Introduction: This quality-improvement project aimed to evaluate the effectiveness of implementing multidisciplinary education and deploying utilization tools aimed at reducing the inappropriate insertion of indwelling urinary catheters (IUCs) in the emergency department. Literature supports the use of decision support tools and education as proven techniques to reduce IUC use. Few studies have implemented a multidisciplinary approach involving the use of focus groups to understand the thought processes behind deciding to place an IUC.
Methods: Focus groups were used to understand the current practice for inserting an IUC in the emergency department. These data were then used to create a nursing-based IUC decision support tool and educational presentation regarding appropriate uses for IUCs. Live, in-person education sessions were given to emergency nurses, emergency medical technicians, physicians, and residents; in addition, electronic education was assigned to all emergency nurses and technicians. Seventy-eight percent of ED staff received some form of education regarding appropriate IUC insertion criteria. Physicians and residents also received an in-person presentation on the topic. A survey was sent to all emergency nurses and emergency medical technicians to assess actual practice changes. In addition, an IUC utilization and appropriateness audit was completed before and immediately after the interventions.

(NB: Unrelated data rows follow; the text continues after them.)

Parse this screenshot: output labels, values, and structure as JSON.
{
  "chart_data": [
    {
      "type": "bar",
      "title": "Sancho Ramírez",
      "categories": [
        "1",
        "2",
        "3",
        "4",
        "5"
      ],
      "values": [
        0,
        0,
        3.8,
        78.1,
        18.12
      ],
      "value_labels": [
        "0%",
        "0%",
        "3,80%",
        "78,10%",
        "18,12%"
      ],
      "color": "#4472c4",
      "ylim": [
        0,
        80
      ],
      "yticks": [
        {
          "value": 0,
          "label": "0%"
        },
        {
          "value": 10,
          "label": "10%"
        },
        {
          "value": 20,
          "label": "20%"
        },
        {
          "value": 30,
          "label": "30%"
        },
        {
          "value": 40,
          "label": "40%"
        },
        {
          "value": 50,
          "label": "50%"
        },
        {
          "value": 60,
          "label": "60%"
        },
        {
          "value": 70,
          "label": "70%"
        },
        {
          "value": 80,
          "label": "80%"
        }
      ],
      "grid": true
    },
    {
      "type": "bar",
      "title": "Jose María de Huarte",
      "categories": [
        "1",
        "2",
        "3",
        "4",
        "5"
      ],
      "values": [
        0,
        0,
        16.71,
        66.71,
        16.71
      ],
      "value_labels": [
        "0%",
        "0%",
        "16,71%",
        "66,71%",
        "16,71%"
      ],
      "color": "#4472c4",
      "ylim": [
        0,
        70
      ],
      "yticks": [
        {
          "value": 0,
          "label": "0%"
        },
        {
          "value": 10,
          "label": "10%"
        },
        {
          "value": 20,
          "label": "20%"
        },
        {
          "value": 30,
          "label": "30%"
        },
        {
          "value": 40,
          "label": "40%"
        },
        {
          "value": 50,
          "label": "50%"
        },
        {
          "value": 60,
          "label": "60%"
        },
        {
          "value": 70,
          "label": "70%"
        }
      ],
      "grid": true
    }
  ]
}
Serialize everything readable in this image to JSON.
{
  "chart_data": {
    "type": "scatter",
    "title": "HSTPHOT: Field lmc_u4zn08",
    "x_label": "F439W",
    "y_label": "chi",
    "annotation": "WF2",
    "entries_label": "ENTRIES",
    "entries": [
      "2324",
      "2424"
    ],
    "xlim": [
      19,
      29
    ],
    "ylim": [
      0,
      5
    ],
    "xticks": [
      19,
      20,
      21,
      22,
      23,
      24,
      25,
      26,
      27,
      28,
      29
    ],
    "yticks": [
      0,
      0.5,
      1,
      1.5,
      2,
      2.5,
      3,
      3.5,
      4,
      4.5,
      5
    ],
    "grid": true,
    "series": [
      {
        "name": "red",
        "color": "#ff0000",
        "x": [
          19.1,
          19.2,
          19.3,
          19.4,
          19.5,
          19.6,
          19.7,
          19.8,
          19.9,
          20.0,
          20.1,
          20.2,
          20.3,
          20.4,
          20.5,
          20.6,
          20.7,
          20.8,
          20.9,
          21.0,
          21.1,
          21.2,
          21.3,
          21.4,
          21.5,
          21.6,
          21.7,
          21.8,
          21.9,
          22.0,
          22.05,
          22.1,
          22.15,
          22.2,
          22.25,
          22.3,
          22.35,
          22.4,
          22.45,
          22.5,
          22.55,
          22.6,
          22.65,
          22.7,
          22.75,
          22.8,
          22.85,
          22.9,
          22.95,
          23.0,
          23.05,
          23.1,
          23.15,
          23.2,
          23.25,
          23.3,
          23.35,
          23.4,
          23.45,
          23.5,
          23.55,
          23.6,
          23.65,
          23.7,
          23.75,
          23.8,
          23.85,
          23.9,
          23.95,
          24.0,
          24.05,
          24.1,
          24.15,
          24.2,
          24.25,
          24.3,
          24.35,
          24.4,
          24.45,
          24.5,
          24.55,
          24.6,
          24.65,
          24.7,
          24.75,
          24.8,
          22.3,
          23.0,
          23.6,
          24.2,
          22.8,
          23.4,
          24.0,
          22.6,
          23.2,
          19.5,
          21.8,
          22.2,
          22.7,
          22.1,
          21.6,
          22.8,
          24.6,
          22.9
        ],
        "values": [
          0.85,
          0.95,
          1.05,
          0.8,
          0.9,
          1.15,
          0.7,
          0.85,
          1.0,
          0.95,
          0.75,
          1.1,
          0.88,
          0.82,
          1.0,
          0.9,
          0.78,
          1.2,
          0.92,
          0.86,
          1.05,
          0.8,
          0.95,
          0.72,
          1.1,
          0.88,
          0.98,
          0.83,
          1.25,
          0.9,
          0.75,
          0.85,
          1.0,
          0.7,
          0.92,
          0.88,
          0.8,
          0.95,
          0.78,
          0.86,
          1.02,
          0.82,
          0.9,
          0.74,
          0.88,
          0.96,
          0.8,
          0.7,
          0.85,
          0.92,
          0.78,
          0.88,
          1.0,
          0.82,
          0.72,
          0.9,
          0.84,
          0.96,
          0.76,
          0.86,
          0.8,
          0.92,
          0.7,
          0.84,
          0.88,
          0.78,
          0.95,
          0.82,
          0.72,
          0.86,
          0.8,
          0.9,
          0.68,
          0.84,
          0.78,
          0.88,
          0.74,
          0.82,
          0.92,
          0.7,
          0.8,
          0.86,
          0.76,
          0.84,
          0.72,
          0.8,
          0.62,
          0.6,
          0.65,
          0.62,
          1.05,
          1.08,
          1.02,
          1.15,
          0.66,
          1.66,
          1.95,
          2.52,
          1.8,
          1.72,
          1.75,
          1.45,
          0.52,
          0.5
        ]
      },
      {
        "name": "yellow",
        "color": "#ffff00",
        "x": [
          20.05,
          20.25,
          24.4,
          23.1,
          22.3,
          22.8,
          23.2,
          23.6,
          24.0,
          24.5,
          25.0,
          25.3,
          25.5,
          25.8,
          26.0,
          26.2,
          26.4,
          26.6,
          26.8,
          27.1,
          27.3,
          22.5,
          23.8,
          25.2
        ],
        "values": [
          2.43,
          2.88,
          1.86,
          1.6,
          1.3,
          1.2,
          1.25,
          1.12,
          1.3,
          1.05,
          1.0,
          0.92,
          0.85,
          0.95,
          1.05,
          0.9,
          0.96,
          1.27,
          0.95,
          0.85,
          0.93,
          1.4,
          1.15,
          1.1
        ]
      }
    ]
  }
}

Results: The project resulted in a 25% decrease in the proportion of patients admitted to inpatient status with IUCs placed in the emergency department and a 9% decrease in the inappropriate use of IUCs. Staff surveys after education showed that staff members were more likely to document the reason for placing an IUC and to use alternatives to IUCs.
Conclusions: The potential risks associated with IUCs often go overlooked by direct-care staff members. Educating staff and creating new standards and utilization tools have often been used to decrease the initial insertion of IUCs and to improve recognition of appropriate removal of IUCs. Using direct feedback from staff to develop the interventions led to a reduction in IUC insertions in the emergency department in the short-term, but long-term changes were not seen. The project results suggest that incorporating staff into the decision making and implementation will lead to long-term acquisition of knowledge and longer-term results. Ongoing regularly scheduled education refreshers need to be assessed for their potential to affect long-term change.